Similar to Black, White and Jewish, the response to Baby Love has been varied. Though Walker is bisexual, the fact that she is with a man now is contentious. Oddly enough, she said, lesbians who are pregnant or trying to start families have been among her greatest supporters in the LGBT community.

"Everyone else seems to only feel comfortable with me being bisexual when I'm with a woman," she said. "Now that I'm with a man, there's [a] twinge that used to not be there — as if I no longer speak the language or I don't know the code."
In fact, much of the criticism about Baby Love stems from Walker's discussion of her relationship with Ndegeocello's teenage son, Solomon, whom she co-parents. In one of the more controversial segments, she writes: "I don't care how close you are to your adopted son or beloved stepdaughter, the love you have for your nonbiological child isn't the same as the love you have for your own flesh and blood."

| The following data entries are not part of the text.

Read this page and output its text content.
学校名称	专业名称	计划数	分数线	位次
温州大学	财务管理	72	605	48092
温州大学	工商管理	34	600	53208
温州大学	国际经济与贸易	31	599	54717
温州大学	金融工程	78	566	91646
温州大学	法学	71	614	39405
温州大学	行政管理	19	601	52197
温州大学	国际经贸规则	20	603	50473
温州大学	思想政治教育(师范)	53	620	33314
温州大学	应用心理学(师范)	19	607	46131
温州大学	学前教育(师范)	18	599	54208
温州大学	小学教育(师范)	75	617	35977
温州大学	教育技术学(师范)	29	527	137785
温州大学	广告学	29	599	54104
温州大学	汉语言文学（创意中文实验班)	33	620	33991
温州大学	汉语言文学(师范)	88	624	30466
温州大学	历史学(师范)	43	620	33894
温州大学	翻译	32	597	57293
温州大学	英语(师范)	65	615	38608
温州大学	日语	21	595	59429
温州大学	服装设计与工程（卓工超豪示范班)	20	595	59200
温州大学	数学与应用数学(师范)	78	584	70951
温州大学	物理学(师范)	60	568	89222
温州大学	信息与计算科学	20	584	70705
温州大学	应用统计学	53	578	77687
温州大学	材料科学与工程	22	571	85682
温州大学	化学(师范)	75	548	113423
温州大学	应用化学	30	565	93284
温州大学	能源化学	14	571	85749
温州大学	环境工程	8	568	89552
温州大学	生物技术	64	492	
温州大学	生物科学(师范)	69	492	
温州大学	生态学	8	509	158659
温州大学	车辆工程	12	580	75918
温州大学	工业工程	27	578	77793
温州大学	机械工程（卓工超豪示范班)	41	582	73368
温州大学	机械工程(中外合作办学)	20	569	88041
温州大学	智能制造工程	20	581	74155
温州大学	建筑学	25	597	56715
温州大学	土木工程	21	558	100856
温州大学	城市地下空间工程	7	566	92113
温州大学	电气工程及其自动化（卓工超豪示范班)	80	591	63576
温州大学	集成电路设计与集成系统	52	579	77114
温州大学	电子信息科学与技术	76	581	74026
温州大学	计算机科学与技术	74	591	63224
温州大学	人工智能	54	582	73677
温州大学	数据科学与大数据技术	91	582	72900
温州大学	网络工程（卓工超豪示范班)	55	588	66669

The response has been interesting, said Walker, who has yet to discuss the book with Solomon. "I'm not saying that one is greater, but that they are different," she explained. "And why wouldn't they be different? They have different processes. It's a completely different experience."

But that is not necessarily a bad thing, said Walker, who has found that many people are uncomfortable celebrating different kinds of love and families. "In our culture we have one word for love, whereas in many languages there are 15 words for love. People use different words to describe different kinds of relationships."

As we continue to reconfigure families, she said, we need to "speak intelligently and with complexity about these different relationships" rather than resort to censorship. "It's made me reflect on the whole idea of qualifying love and people wanting their love for their child to be the same as biological love — as if that was the standard."

Walker's point is especially significant in light of her troubled relationship with her mother. By the end of Baby Love, she has received an email from her stating "that she has been my mother for 30 years and is no longer interested in the job" and later discovers that she has been removed from the will.

"People think they are being so progressive, but they are holding the biological thing as the standard that everything should be the same as," Walker said. "Why would it be reassuring to say that it's the same when we know that biology is so rife with problems and confusion too?"

Walker, who has received both "vicious" emails from adoptive parents and "vulnerable" emails from adoptees, believes it's a worthwhile dialogue. "We really need to be talking about this in order for people to feel celebrated in the unique ways they exist. They don't have to feel inferior because they're not one thing."

Walker is currently working on a collection called Walk This Way: Introducing the New American Family about contemporary family configurations such as transracial adoptions, couples who live on different continents, and polyamorous relationships.
"With an anthology, I get to get other people to explore an idea that I'm really interested in," said Walker, who has edited several other anthologies, including the most recent What Makes a Man: 22 Writers Imagine the Future. "I like to find new voices and to support people who might have a hard time getting published in other places or whose writing voice is a little too raw for mainstream publications."

She is also writing a third memoir about her time in Africa, which, she said, is a "more internal process of mapping out my inner terrain."

Walker does not know if her mother has read Baby Love. Though she believes she has finally stopped writing for her, she admits that her mother's influence endures. "In many ways, one of the most incredible gifts that my mom gave me was the opportunity to live with and experience a master artist who transformed her life into art every day," said Walker. "That shaped me — the way I think, the way I view the process of making meaning in life."